My grandmother is 75 now, i know that i will loose her within the next few years. And knowing this, i remember everyday the last pages of "A l'ombre des jeunes filles en fleurs".

Please read them.

Rating: 5 stars
Summary: A world unto itself
Review: This is the ultimate novel. The best. Too bad we only have a five-star limit. This one deserves a solid 10 stars. This novel's beauty, depth and impact will stagger the patient, persistent reader. I read the first volume, Swann's Way, about 25 years ago and was totally taken by it. Ten years later, I finally got around to the rest of the book when I ordered the wonderful Random House boxed set. I read it all summer, totally hooked to the point where I would drop duties and social invitations just to keep reading and reading. There were a few points, like the long section about "Name Places" that tested my patience, but the rest of it, oh my God! Like streams and rivers that trickle, run and rage to the vast ocean. Its sensuous details involve all the senses, its characters you will know better than people in your own life, the obsessive mental and emotional meanderings of the characters become hypnotic. The weather, the scenery, the rooms, the bee-hive hum of conversation, the loves and betrayals, it's all there and then some. It's a complete world, infinitely imagined and re-imagined, unto itself. There is nothing whatsoever like it in all of literature. As someone here said, it's THE book to take to the desert island. I am so glad I read it and hope to live long enough to read it again. More than any other book, it's the one worth re-reading. Please read it! Please FIND the time to read it! You will be forever grateful you did.

Rating: 4 stars
Summary: Great characters and stories, but some slow parts
Review: I'd give 5 stars except that there are parts that are hard to get through. Compare this book to a great restaurant with exorbitant prices. The cost has to affect the rating. Minus one point for the slow, boring parts of this 3,000 page book.

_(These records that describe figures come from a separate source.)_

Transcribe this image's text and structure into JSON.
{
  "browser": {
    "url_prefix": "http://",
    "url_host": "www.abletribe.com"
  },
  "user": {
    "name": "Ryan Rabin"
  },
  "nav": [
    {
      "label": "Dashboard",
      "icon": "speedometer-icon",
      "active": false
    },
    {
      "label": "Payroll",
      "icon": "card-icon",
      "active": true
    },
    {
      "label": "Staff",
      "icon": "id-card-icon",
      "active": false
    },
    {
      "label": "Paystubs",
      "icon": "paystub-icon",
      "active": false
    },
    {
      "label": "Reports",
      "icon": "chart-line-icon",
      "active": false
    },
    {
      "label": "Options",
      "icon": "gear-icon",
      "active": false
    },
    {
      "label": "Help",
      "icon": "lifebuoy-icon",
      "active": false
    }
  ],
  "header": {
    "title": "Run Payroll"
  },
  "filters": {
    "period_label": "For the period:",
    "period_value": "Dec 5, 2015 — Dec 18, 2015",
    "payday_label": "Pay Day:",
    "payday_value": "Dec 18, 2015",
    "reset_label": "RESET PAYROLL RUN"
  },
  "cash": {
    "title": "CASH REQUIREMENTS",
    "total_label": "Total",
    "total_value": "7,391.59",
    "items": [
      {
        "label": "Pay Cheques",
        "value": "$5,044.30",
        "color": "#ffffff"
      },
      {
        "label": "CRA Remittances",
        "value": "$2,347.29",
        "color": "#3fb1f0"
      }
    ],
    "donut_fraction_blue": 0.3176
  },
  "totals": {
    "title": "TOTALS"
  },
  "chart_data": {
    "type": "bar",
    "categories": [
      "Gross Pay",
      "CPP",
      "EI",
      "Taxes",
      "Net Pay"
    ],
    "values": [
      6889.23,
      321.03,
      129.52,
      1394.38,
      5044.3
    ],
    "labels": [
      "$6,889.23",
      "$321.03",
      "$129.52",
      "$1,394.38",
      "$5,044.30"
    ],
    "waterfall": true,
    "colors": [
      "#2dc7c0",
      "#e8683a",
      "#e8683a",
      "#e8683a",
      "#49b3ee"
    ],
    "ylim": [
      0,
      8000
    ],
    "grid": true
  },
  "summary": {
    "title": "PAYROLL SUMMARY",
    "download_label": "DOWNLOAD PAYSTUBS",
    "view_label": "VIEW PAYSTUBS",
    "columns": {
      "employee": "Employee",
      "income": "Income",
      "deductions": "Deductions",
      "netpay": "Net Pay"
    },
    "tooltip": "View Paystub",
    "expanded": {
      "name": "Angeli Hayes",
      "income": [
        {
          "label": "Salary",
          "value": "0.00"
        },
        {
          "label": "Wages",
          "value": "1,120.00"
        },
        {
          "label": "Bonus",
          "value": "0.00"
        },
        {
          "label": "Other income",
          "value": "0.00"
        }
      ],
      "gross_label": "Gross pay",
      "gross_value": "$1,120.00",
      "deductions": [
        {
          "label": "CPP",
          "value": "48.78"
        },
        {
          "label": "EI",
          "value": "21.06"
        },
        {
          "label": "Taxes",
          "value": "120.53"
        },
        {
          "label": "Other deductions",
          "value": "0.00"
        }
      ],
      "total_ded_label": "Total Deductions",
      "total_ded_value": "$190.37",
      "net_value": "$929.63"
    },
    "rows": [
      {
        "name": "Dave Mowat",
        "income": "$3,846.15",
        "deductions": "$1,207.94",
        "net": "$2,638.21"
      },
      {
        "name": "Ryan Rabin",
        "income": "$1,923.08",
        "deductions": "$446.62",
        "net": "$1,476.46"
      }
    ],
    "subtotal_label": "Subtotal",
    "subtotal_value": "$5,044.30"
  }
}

Marcel has a philosophy about love. He believes love is kindled by pain. No pain, no love. If he is free to take a girl for granted, he'll never love her. But if she's unavailable and he misses her intensely, or if she goes to another lover and breaks his heart, then he's in love. I'm not suggesting this as a workable philosophy. It's just a clue to Marcel.

The love of his life is Albertine. His jealousy is constantly inflamed. She has roving eyes for other women, and this drives him to distraction. Since pain equals love to him, he's in love. Marcel is afraid to tell her he loves her, thinking if she knew she'd step all over him.

Albertine is a lot more conservative, in her heart, than Marcel thinks she is. She yearns to give up her promiscuous life and marry him. Her fear is that he will never forgive her past, and will never propose. So what we have here is a failure to communicate.

There's no room to mention all the other great characters, or even to say any more about Marcel and Albertine. The bottom line is that I'm really glad I read this book.